The U.S. may be entering a new era of persistently high interest rates

Ten year Treasury yield
Data: Federal Reserve; Chart: Axios Visuals

We may or may not be entering a new era in which interest rates and inflation are persistently higher than in the recent past. But if we are experiencing such a shift, it would look a lot like what we're seeing right now.

Why it matters: Major shifts in the economic landscape typically don't happen overnight, but rather in fits and starts — as a period of discovery that something important has changed.

  • The movement in rates, inflation and the outlook for Fed policy over the last few months — and especially over the last week — fits that pattern.

The big picture: The Fed's plans to pivot toward interest rate cuts in the near future — more or less announced in December — are in disarray after three straight months of elevated inflation to start 2024.

  • Chair Jerome Powell confirmed that Tuesday, saying that "[g]iven the strength of the labor market and progress on inflation so far, it's appropriate to allow restrictive policy further time to work and let the data and the evolving outlook guide us."
  • But apart from tactical considerations the Fed must make in deciding its interest rate policies, action in bond markets is consistent with a bigger rethinking underway as to where rates will settle once the recent bout of inflation is long over.

State of play: The two-year U.S. treasury yield, which is highly sensitive to near-term Fed policy, has soared in the last couple of months, as one might expect.
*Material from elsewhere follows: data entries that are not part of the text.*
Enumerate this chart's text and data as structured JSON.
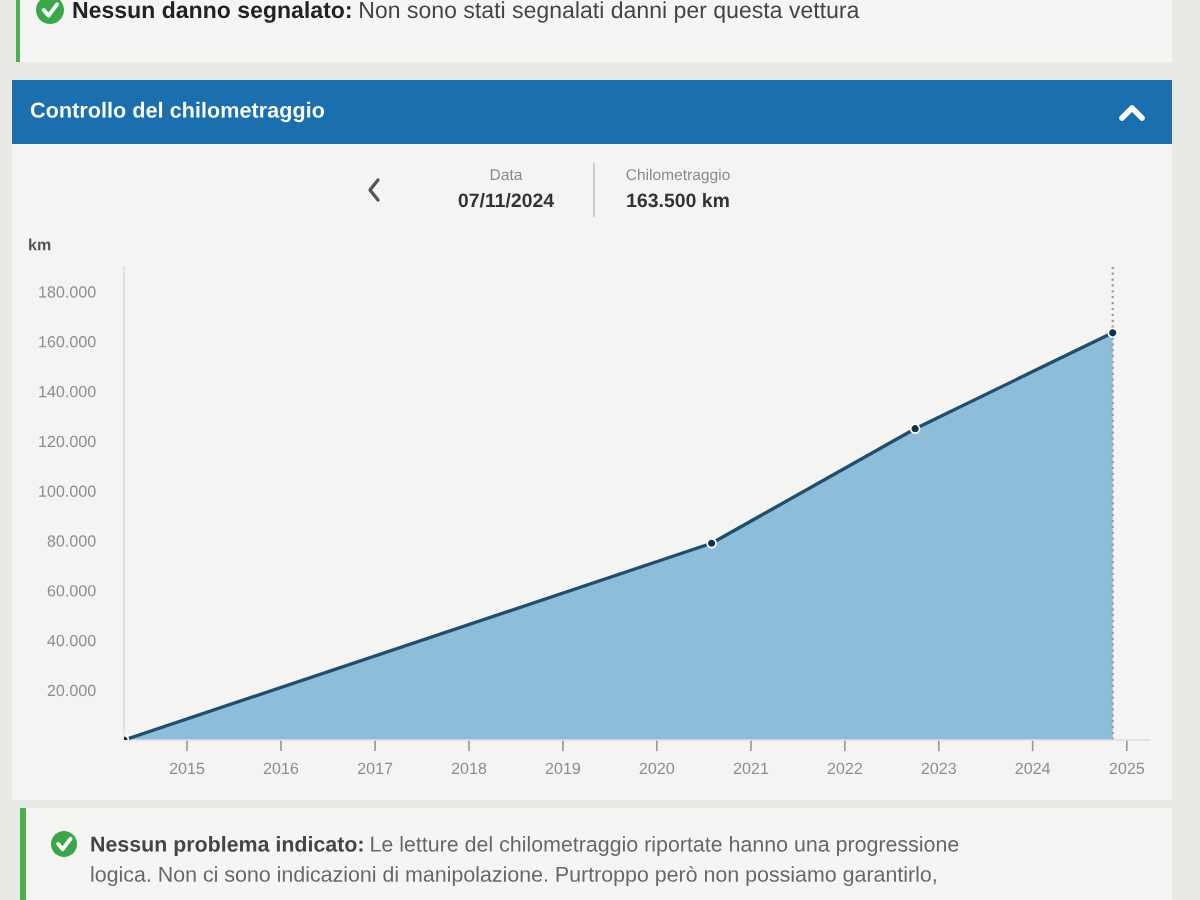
{
  "chart_data": {
    "type": "area",
    "title": "Controllo del chilometraggio",
    "ylabel": "km",
    "x": [
      "2014-05",
      "2020-08",
      "2022-10",
      "2024-11-07"
    ],
    "series": [
      {
        "color": "#3a8fc6",
        "values": [
          0,
          79000,
          125000,
          163500
        ]
      }
    ],
    "xlim": [
      "2014-05",
      "2025-04"
    ],
    "xticks": [
      "2015",
      "2016",
      "2017",
      "2018",
      "2019",
      "2020",
      "2021",
      "2022",
      "2023",
      "2024",
      "2025"
    ],
    "ylim": [
      0,
      190000
    ],
    "yticks": [
      {
        "value": 20000,
        "label": "20.000"
      },
      {
        "value": 40000,
        "label": "40.000"
      },
      {
        "value": 60000,
        "label": "60.000"
      },
      {
        "value": 80000,
        "label": "80.000"
      },
      {
        "value": 100000,
        "label": "100.000"
      },
      {
        "value": 120000,
        "label": "120.000"
      },
      {
        "value": 140000,
        "label": "140.000"
      },
      {
        "value": 160000,
        "label": "160.000"
      },
      {
        "value": 180000,
        "label": "180.000"
      }
    ],
    "marker": "circle",
    "line_style": "solid",
    "grid": false,
    "ref_lines": [
      {
        "axis": "x",
        "value": "2024-11-07",
        "color": "#9a9a9a",
        "line_style": "dotted"
      }
    ],
    "annotations": [
      "Nessun danno segnalato:",
      "Non sono stati segnalati danni per questa vettura",
      "Data",
      "07/11/2024",
      "Chilometraggio",
      "163.500 km",
      "Nessun problema indicato:",
      "Le letture del chilometraggio riportate hanno una progressione\nlogica. Non ci sono indicazioni di manipolazione. Purtroppo però non possiamo garantirlo,"
    ]
  }
}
But so too have longer-term yields. The 10-year U.S. treasury is yielding 4.63% this morning, up from 3.87% at the start of February.

Flashback: The recognition that the 2010s would be a period of persistently low growth did not happen overnight. Rather, it was a gradual process of discovery by bond traders and Fed policymakers alike.
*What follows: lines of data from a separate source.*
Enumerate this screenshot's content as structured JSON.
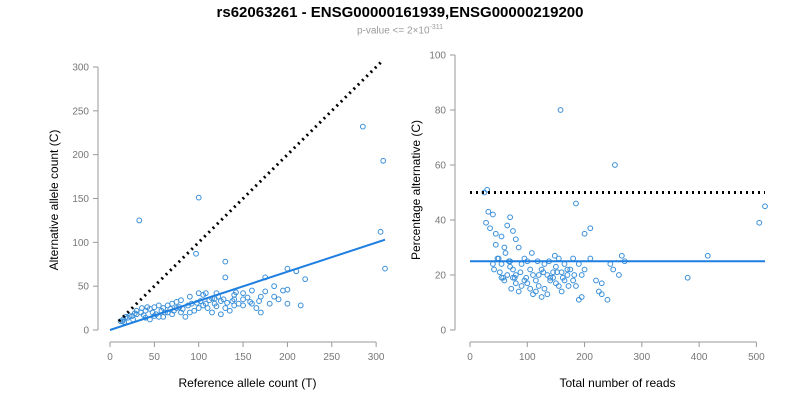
{
  "title": "rs62063261 - ENSG00000161939,ENSG00000219200",
  "subtitle": {
    "prefix": "p-value <= 2×10",
    "exponent": "-311"
  },
  "colors": {
    "points": "#3a8fd9",
    "fit": "#1f7fe0",
    "reference": "#000000",
    "axis": "#999999"
  },
  "chart_data": [
    {
      "type": "scatter",
      "xlabel": "Reference allele count (T)",
      "ylabel": "Alternative allele count (C)",
      "xlim": [
        0,
        310
      ],
      "ylim": [
        0,
        300
      ],
      "xticks": [
        0,
        50,
        100,
        150,
        200,
        250,
        300
      ],
      "yticks": [
        0,
        50,
        100,
        150,
        200,
        250,
        300
      ],
      "reference_line": {
        "style": "dotted",
        "x": [
          10,
          308
        ],
        "y": [
          10,
          308
        ]
      },
      "fit_line": {
        "style": "solid",
        "x": [
          0,
          310
        ],
        "y": [
          0,
          103
        ]
      },
      "points": [
        [
          33,
          125
        ],
        [
          100,
          151
        ],
        [
          285,
          232
        ],
        [
          308,
          193
        ],
        [
          305,
          112
        ],
        [
          310,
          70
        ],
        [
          97,
          87
        ],
        [
          130,
          78
        ],
        [
          200,
          70
        ],
        [
          210,
          67
        ],
        [
          130,
          60
        ],
        [
          175,
          60
        ],
        [
          185,
          50
        ],
        [
          200,
          46
        ],
        [
          160,
          45
        ],
        [
          150,
          42
        ],
        [
          140,
          40
        ],
        [
          120,
          42
        ],
        [
          105,
          40
        ],
        [
          115,
          36
        ],
        [
          125,
          33
        ],
        [
          140,
          35
        ],
        [
          155,
          37
        ],
        [
          100,
          42
        ],
        [
          90,
          38
        ],
        [
          80,
          34
        ],
        [
          75,
          32
        ],
        [
          70,
          30
        ],
        [
          65,
          28
        ],
        [
          60,
          25
        ],
        [
          55,
          28
        ],
        [
          50,
          26
        ],
        [
          45,
          24
        ],
        [
          40,
          22
        ],
        [
          35,
          20
        ],
        [
          30,
          18
        ],
        [
          25,
          16
        ],
        [
          20,
          14
        ],
        [
          15,
          12
        ],
        [
          12,
          10
        ],
        [
          18,
          15
        ],
        [
          22,
          16
        ],
        [
          28,
          19
        ],
        [
          38,
          17
        ],
        [
          48,
          20
        ],
        [
          52,
          18
        ],
        [
          58,
          22
        ],
        [
          62,
          20
        ],
        [
          68,
          24
        ],
        [
          72,
          22
        ],
        [
          78,
          26
        ],
        [
          82,
          24
        ],
        [
          88,
          28
        ],
        [
          92,
          30
        ],
        [
          98,
          31
        ],
        [
          102,
          33
        ],
        [
          108,
          30
        ],
        [
          112,
          34
        ],
        [
          118,
          36
        ],
        [
          122,
          38
        ],
        [
          128,
          35
        ],
        [
          132,
          31
        ],
        [
          138,
          33
        ],
        [
          145,
          30
        ],
        [
          150,
          28
        ],
        [
          165,
          25
        ],
        [
          170,
          20
        ],
        [
          180,
          30
        ],
        [
          190,
          35
        ],
        [
          195,
          45
        ],
        [
          200,
          30
        ],
        [
          215,
          28
        ],
        [
          220,
          58
        ],
        [
          60,
          15
        ],
        [
          70,
          18
        ],
        [
          80,
          20
        ],
        [
          85,
          15
        ],
        [
          95,
          22
        ],
        [
          110,
          25
        ],
        [
          115,
          20
        ],
        [
          125,
          18
        ],
        [
          135,
          22
        ],
        [
          40,
          14
        ],
        [
          45,
          12
        ],
        [
          50,
          16
        ],
        [
          55,
          15
        ],
        [
          65,
          20
        ],
        [
          75,
          25
        ],
        [
          90,
          20
        ],
        [
          100,
          25
        ],
        [
          105,
          28
        ],
        [
          120,
          27
        ],
        [
          130,
          25
        ],
        [
          140,
          28
        ],
        [
          150,
          35
        ],
        [
          160,
          30
        ],
        [
          170,
          38
        ],
        [
          175,
          44
        ],
        [
          42,
          26
        ],
        [
          36,
          25
        ],
        [
          30,
          22
        ],
        [
          26,
          12
        ],
        [
          14,
          10
        ],
        [
          16,
          9
        ],
        [
          108,
          42
        ],
        [
          118,
          30
        ],
        [
          142,
          43
        ],
        [
          158,
          32
        ],
        [
          168,
          33
        ],
        [
          185,
          38
        ]
      ]
    },
    {
      "type": "scatter",
      "xlabel": "Total number of reads",
      "ylabel": "Percentage alternative (C)",
      "xlim": [
        0,
        515
      ],
      "ylim": [
        0,
        100
      ],
      "xticks": [
        0,
        100,
        200,
        300,
        400,
        500
      ],
      "yticks": [
        0,
        20,
        40,
        60,
        80,
        100
      ],
      "reference_line": {
        "style": "dotted",
        "x": [
          0,
          515
        ],
        "y": [
          50,
          50
        ]
      },
      "fit_line": {
        "style": "solid",
        "x": [
          0,
          515
        ],
        "y": [
          25,
          25
        ]
      },
      "points": [
        [
          158,
          80
        ],
        [
          253,
          60
        ],
        [
          30,
          51
        ],
        [
          25,
          50
        ],
        [
          185,
          46
        ],
        [
          515,
          45
        ],
        [
          505,
          39
        ],
        [
          32,
          43
        ],
        [
          28,
          39
        ],
        [
          40,
          42
        ],
        [
          35,
          37
        ],
        [
          45,
          35
        ],
        [
          55,
          34
        ],
        [
          65,
          38
        ],
        [
          70,
          41
        ],
        [
          75,
          36
        ],
        [
          80,
          33
        ],
        [
          85,
          30
        ],
        [
          60,
          30
        ],
        [
          62,
          28
        ],
        [
          50,
          26
        ],
        [
          55,
          24
        ],
        [
          70,
          25
        ],
        [
          75,
          22
        ],
        [
          80,
          20
        ],
        [
          90,
          24
        ],
        [
          95,
          26
        ],
        [
          100,
          25
        ],
        [
          105,
          22
        ],
        [
          110,
          20
        ],
        [
          115,
          18
        ],
        [
          120,
          20
        ],
        [
          125,
          22
        ],
        [
          130,
          24
        ],
        [
          135,
          20
        ],
        [
          140,
          18
        ],
        [
          145,
          19
        ],
        [
          150,
          17
        ],
        [
          155,
          16
        ],
        [
          160,
          14
        ],
        [
          165,
          18
        ],
        [
          170,
          20
        ],
        [
          175,
          22
        ],
        [
          180,
          18
        ],
        [
          185,
          16
        ],
        [
          190,
          24
        ],
        [
          195,
          20
        ],
        [
          200,
          22
        ],
        [
          210,
          26
        ],
        [
          220,
          18
        ],
        [
          225,
          14
        ],
        [
          230,
          13
        ],
        [
          240,
          11
        ],
        [
          245,
          24
        ],
        [
          250,
          22
        ],
        [
          260,
          20
        ],
        [
          265,
          27
        ],
        [
          270,
          25
        ],
        [
          55,
          19
        ],
        [
          60,
          18
        ],
        [
          65,
          20
        ],
        [
          70,
          23
        ],
        [
          75,
          19
        ],
        [
          80,
          17
        ],
        [
          85,
          14
        ],
        [
          90,
          16
        ],
        [
          95,
          18
        ],
        [
          100,
          17
        ],
        [
          105,
          15
        ],
        [
          110,
          13
        ],
        [
          115,
          14
        ],
        [
          120,
          16
        ],
        [
          125,
          12
        ],
        [
          130,
          15
        ],
        [
          135,
          13
        ],
        [
          140,
          19
        ],
        [
          145,
          21
        ],
        [
          150,
          23
        ],
        [
          155,
          26
        ],
        [
          160,
          21
        ],
        [
          165,
          24
        ],
        [
          170,
          22
        ],
        [
          180,
          26
        ],
        [
          190,
          11
        ],
        [
          195,
          12
        ],
        [
          200,
          35
        ],
        [
          210,
          37
        ],
        [
          230,
          17
        ],
        [
          380,
          19
        ],
        [
          415,
          27
        ],
        [
          40,
          24
        ],
        [
          42,
          22
        ],
        [
          48,
          26
        ],
        [
          52,
          21
        ],
        [
          58,
          19
        ],
        [
          68,
          25
        ],
        [
          72,
          15
        ],
        [
          78,
          19
        ],
        [
          88,
          21
        ],
        [
          98,
          19
        ],
        [
          108,
          28
        ],
        [
          118,
          25
        ],
        [
          128,
          21
        ],
        [
          138,
          25
        ],
        [
          148,
          27
        ],
        [
          152,
          21
        ],
        [
          162,
          19
        ],
        [
          172,
          16
        ],
        [
          182,
          20
        ],
        [
          45,
          31
        ]
      ]
    }
  ]
}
  • In 2009, for example, when the economy was in tatters, long-term treasuries offered higher yields than they would in 2016 when it was reasonably healthy.
  • And in 2015, Fed officials projected rate hikes that were not enacted because growth and inflation didn't arrive as forecast.

What they're saying: "2024 is starting to look like 2015, but in reverse," writes Bank of America Securities economist Michael Gapen in a note.

  • "Then the Fed signaled hikes it could not deliver; now the Fed may be signaling cuts that the inflation data do not justify."

The bottom line: The consensus view at the Fed has been that their policy of 5% and higher interest rates is restricting economic activity, putting inflation on a glide path downward.

  • Inflation data and bond market moves have undermined that thesis, giving hints that elevated interest rates may not be restricting the economy as much as they thought, but rather reflect a new normal.